Tuesday, February 19, 2008

LIDAR map out lava flows in Grand Canyon

The Grand Canyon was not just carved by water. It has also been the scene of periodic wars between the Colorado River and volcanic eruptions that dammed the river, then burst.

New airborne elevation survey data and radioisotope dating of Grand Canyon lava flows sheds new light on the battle between water and molten rocks there over the past 725,000 years.

Collecting data

To sort out all the lava flows, Crow and his colleagues used light detection and ranging (LIDAR) data that was originally collected for the Grand Canyon Monitoring and Research Center in the northern hemisphere spring of 2000.

The LIDAR survey data allowed the team to map out the lava flows in relation to sea level, making it easier to identify the tops and bottoms of the lava flows seen pasted on the walls of the canyons.

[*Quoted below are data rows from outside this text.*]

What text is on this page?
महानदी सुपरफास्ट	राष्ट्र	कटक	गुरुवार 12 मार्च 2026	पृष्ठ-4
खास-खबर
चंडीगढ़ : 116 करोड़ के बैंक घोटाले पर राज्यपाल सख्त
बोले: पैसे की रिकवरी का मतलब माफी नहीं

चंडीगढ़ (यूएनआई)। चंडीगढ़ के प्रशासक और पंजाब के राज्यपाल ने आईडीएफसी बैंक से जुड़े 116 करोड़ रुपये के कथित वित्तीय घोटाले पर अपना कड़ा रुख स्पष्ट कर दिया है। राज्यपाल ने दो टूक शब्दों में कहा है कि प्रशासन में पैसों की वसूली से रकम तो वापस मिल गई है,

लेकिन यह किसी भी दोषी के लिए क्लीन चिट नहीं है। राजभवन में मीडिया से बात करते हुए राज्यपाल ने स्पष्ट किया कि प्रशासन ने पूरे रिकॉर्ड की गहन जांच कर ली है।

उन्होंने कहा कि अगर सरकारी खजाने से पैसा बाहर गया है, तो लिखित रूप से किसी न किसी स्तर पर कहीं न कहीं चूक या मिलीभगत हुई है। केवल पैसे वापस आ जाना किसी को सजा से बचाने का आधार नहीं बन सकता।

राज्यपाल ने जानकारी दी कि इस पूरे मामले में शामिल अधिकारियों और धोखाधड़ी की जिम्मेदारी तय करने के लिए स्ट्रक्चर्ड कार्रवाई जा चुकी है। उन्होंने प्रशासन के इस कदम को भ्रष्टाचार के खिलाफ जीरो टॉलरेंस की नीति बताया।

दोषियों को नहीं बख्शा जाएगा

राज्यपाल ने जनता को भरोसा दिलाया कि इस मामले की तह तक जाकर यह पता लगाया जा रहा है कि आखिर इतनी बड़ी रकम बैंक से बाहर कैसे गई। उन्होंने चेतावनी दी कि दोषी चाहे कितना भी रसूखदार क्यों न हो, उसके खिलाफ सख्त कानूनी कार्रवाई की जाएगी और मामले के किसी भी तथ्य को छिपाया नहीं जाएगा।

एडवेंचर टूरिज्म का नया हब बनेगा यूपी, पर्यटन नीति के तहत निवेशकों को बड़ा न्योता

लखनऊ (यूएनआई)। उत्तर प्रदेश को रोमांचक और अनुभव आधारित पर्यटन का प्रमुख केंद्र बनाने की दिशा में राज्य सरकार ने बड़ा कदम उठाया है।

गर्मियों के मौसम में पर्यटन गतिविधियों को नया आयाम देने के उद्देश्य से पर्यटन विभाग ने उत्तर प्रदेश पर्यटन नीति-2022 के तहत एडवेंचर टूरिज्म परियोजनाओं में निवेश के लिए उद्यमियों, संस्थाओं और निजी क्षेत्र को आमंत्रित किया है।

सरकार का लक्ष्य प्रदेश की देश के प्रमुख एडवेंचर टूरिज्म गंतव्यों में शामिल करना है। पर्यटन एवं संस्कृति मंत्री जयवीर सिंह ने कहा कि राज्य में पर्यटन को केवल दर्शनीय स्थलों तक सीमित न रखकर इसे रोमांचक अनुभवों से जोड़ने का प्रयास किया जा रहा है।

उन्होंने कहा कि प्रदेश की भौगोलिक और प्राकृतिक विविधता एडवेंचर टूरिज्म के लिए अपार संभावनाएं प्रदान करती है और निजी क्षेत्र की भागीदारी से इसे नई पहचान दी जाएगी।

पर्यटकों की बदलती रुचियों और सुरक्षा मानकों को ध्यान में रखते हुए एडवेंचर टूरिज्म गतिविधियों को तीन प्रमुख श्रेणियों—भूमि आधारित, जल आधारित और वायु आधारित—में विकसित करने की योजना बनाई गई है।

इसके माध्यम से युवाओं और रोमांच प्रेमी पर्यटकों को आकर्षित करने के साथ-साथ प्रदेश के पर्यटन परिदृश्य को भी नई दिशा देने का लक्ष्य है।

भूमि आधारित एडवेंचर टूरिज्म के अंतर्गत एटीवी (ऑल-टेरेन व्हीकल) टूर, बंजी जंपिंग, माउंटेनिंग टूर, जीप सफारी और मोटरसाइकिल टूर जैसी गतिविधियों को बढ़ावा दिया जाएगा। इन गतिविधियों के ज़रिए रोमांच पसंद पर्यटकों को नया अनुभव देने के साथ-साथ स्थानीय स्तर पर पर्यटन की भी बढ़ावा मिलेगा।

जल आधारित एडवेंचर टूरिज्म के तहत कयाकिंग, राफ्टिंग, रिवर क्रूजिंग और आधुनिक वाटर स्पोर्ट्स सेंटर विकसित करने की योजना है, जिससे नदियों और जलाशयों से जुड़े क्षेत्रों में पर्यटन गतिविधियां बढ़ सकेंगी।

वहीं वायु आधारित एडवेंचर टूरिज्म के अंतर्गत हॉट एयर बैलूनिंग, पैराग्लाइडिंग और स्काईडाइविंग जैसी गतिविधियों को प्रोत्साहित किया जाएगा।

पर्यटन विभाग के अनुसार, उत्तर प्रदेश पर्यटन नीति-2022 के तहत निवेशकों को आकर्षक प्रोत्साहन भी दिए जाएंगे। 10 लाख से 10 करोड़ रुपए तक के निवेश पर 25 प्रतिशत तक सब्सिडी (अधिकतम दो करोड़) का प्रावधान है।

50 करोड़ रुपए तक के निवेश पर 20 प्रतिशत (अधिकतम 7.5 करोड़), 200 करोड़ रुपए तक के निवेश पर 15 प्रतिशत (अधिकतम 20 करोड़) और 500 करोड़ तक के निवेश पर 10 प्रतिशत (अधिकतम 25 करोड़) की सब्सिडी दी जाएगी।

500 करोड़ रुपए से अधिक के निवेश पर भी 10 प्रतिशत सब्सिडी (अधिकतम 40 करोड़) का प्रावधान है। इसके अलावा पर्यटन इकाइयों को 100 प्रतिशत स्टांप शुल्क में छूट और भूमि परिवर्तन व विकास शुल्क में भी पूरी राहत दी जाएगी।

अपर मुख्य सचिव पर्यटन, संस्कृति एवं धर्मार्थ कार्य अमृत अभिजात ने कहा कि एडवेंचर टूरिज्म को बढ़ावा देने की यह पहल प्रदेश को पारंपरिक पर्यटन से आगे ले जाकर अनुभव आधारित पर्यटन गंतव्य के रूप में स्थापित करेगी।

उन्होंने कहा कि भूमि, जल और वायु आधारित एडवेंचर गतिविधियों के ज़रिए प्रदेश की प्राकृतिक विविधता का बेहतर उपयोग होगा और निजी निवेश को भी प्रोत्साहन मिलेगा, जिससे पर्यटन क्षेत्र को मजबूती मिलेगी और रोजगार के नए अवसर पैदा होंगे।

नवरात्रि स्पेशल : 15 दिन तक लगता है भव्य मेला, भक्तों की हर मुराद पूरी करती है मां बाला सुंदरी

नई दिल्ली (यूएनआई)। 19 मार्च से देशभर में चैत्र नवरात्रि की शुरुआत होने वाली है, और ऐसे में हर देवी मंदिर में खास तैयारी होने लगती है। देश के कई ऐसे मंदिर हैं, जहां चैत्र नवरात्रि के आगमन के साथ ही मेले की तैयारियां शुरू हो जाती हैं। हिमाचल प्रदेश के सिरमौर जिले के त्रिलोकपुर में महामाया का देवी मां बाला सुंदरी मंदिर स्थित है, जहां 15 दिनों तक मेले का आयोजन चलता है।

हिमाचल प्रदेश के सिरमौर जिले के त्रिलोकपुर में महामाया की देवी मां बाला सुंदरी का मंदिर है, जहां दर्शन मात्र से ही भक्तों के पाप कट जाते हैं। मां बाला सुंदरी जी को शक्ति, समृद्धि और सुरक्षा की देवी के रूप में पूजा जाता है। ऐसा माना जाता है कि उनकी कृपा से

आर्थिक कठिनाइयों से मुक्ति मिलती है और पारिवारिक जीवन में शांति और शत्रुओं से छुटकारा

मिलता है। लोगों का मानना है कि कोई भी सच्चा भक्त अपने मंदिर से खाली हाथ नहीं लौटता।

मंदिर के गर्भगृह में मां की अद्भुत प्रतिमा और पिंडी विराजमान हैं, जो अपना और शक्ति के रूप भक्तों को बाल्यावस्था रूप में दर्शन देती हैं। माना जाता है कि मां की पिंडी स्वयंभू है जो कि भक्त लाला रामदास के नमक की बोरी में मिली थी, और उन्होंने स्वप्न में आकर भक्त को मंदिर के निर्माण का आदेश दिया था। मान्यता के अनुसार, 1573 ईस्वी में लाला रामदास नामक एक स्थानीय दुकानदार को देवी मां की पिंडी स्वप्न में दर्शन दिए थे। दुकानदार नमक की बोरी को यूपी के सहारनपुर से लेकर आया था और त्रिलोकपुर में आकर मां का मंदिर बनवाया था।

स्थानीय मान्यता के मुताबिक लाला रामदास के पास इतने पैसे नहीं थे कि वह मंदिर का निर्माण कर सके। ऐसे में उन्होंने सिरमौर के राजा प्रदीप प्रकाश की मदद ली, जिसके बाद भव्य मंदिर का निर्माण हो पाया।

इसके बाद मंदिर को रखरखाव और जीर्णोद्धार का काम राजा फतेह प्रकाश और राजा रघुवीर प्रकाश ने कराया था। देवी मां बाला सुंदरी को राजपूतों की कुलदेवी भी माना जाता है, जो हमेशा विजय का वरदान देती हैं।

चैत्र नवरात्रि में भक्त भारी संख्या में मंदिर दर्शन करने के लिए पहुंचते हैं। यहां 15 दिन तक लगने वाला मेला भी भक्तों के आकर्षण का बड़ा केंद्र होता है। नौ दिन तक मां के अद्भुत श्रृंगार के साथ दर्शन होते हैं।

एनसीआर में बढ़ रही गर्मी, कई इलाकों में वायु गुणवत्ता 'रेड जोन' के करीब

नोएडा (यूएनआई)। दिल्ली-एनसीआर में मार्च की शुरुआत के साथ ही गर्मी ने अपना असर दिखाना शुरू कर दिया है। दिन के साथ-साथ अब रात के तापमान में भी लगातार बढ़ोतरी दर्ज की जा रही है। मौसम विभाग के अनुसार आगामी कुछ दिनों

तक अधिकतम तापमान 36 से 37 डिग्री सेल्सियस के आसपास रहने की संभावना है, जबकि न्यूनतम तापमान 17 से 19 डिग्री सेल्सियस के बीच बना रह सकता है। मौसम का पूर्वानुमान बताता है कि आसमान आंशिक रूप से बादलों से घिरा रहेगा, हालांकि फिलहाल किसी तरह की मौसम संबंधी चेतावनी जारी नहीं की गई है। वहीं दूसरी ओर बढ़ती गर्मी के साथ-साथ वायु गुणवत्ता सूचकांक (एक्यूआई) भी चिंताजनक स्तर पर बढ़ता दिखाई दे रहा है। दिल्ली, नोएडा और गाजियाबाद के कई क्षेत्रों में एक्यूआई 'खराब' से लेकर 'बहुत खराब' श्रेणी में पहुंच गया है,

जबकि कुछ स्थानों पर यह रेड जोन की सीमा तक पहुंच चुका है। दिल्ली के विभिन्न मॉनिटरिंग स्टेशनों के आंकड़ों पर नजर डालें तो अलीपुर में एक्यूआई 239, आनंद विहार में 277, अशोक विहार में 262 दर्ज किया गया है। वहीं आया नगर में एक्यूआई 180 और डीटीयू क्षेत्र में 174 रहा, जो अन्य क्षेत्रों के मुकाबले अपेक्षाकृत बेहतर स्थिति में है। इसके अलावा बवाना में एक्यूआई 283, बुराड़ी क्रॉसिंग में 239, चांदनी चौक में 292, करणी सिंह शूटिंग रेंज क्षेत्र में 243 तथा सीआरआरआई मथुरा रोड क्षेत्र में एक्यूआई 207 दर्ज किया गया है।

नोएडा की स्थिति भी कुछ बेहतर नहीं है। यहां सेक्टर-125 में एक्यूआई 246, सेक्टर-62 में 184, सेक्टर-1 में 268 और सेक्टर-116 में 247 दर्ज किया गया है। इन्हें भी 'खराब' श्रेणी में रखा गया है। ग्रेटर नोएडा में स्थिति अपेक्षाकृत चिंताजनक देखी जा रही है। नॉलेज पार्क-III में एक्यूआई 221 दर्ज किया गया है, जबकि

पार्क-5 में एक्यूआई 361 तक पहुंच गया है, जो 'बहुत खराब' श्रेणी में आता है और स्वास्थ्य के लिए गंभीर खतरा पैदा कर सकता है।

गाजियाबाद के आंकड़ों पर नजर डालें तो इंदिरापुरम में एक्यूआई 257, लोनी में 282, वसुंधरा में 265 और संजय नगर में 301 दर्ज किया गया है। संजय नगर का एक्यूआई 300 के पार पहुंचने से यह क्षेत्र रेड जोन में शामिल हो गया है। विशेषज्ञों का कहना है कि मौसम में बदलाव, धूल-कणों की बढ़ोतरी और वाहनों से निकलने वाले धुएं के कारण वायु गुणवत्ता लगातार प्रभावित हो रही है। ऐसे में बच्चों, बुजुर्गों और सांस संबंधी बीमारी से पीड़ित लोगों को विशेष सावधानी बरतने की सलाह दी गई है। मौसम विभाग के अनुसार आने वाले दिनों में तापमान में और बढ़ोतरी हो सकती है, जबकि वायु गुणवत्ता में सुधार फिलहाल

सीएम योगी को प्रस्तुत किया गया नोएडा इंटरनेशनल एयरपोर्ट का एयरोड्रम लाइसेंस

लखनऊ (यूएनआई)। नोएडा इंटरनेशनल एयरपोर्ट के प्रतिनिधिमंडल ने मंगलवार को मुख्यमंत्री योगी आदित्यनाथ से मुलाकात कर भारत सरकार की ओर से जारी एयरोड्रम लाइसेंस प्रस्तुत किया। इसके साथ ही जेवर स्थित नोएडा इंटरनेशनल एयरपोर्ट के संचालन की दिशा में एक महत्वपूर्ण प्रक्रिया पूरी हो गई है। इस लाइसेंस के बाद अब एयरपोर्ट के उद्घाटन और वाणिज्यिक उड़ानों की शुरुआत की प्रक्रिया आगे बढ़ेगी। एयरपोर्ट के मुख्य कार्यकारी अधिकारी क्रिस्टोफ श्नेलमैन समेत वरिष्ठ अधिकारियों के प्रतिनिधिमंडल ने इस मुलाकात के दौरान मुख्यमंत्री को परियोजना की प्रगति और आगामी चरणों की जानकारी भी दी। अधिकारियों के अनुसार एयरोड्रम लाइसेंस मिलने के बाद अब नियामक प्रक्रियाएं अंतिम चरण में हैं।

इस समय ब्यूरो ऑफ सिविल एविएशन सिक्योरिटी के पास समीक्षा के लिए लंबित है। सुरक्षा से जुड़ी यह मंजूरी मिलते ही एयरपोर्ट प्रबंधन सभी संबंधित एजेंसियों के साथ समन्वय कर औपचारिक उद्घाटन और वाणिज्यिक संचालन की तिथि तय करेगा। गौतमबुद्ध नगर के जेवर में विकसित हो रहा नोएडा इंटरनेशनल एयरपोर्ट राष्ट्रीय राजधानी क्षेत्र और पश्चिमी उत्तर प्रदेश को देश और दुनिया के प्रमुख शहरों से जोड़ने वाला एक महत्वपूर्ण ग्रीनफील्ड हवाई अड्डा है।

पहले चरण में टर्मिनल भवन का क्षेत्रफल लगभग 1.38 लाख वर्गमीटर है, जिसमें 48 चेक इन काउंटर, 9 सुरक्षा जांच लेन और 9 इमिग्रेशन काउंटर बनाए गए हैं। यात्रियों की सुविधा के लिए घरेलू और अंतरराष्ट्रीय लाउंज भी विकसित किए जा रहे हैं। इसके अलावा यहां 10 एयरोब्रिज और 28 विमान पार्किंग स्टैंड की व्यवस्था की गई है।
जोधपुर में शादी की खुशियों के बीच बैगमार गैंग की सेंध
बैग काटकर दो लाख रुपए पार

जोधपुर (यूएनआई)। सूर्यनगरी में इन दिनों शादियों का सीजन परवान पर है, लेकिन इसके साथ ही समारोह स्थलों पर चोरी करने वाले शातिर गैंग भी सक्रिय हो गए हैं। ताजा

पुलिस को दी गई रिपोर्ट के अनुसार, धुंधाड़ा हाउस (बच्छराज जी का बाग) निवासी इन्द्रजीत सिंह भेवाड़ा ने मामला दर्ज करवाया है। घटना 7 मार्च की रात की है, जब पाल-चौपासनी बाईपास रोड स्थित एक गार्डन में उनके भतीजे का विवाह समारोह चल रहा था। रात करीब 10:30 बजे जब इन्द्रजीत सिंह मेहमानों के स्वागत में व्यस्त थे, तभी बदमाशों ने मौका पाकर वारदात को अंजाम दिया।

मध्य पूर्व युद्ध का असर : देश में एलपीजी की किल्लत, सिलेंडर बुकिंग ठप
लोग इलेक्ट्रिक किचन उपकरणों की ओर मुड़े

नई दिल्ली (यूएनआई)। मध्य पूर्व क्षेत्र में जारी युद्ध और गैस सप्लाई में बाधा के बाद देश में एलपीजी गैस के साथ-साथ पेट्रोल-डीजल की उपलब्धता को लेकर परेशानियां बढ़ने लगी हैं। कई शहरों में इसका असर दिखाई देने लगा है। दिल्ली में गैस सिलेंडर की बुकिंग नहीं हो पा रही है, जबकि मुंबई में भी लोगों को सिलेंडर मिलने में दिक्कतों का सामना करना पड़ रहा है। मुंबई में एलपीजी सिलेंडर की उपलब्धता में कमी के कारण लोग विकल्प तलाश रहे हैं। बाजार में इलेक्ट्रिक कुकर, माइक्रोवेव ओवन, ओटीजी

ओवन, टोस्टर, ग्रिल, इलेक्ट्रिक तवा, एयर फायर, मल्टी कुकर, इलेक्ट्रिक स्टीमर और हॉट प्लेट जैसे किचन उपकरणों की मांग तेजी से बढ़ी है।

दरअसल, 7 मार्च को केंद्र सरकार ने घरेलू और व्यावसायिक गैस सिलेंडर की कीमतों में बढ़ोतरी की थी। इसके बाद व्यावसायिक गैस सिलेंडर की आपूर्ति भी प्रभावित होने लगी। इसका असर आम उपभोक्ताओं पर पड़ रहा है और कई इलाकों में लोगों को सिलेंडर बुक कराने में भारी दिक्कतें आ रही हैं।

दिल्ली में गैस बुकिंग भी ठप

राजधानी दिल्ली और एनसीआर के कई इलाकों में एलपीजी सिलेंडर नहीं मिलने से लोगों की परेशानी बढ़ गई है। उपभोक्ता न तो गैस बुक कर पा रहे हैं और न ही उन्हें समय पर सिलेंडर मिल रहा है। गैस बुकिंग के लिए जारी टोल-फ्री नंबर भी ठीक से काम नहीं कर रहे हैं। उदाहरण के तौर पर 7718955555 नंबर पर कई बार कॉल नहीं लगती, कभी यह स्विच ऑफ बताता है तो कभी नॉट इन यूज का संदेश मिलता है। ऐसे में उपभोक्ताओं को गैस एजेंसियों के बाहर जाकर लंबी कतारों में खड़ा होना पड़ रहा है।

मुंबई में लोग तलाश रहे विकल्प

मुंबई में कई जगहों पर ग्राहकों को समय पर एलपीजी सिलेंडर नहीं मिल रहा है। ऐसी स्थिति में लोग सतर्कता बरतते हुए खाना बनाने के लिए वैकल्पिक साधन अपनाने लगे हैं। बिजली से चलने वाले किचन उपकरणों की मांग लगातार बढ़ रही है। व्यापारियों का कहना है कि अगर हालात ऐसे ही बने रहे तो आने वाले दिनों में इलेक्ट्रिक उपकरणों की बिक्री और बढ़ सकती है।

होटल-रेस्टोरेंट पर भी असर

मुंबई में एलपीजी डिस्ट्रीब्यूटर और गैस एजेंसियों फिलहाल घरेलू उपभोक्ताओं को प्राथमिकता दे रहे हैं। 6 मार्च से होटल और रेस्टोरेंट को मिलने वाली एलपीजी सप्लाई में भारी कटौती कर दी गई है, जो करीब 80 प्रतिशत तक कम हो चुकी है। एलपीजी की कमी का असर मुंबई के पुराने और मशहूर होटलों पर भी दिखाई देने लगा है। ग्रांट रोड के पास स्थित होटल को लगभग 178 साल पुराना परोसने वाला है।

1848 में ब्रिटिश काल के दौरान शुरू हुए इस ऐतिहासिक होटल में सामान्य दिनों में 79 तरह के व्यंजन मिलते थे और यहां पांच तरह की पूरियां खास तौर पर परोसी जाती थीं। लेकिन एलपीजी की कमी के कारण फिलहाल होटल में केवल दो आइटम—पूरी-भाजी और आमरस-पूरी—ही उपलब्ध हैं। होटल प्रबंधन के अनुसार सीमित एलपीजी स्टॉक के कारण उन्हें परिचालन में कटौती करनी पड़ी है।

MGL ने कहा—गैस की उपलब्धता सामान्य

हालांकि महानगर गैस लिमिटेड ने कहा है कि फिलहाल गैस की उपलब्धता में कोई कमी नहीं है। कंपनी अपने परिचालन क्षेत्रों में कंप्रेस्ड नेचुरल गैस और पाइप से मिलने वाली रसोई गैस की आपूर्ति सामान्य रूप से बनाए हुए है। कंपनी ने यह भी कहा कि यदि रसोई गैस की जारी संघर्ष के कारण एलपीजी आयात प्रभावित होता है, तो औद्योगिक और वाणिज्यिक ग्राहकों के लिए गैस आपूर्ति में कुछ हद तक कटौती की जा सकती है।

As for exactly how the lava dams worked, how far they backed up water and how violently they failed, that's all still largely a matter of conjecture.

"There are many possible scenarios and explanations for how the dams were formed or were destroyed, and it's likely that we'll never know them all," says Dr Cassandra Fenton, a geochemist at GeoForschungsZentrum Potsdam in Germany.

Fenton has studied what may be some of the largest lava dams in the Grand Canyon and their outburst floods."It makes you wish you could have been standing on the rim of the Grand Canyon watching it all happen when those lavas were damming the river, or see when the river finally overtook the dams," she says.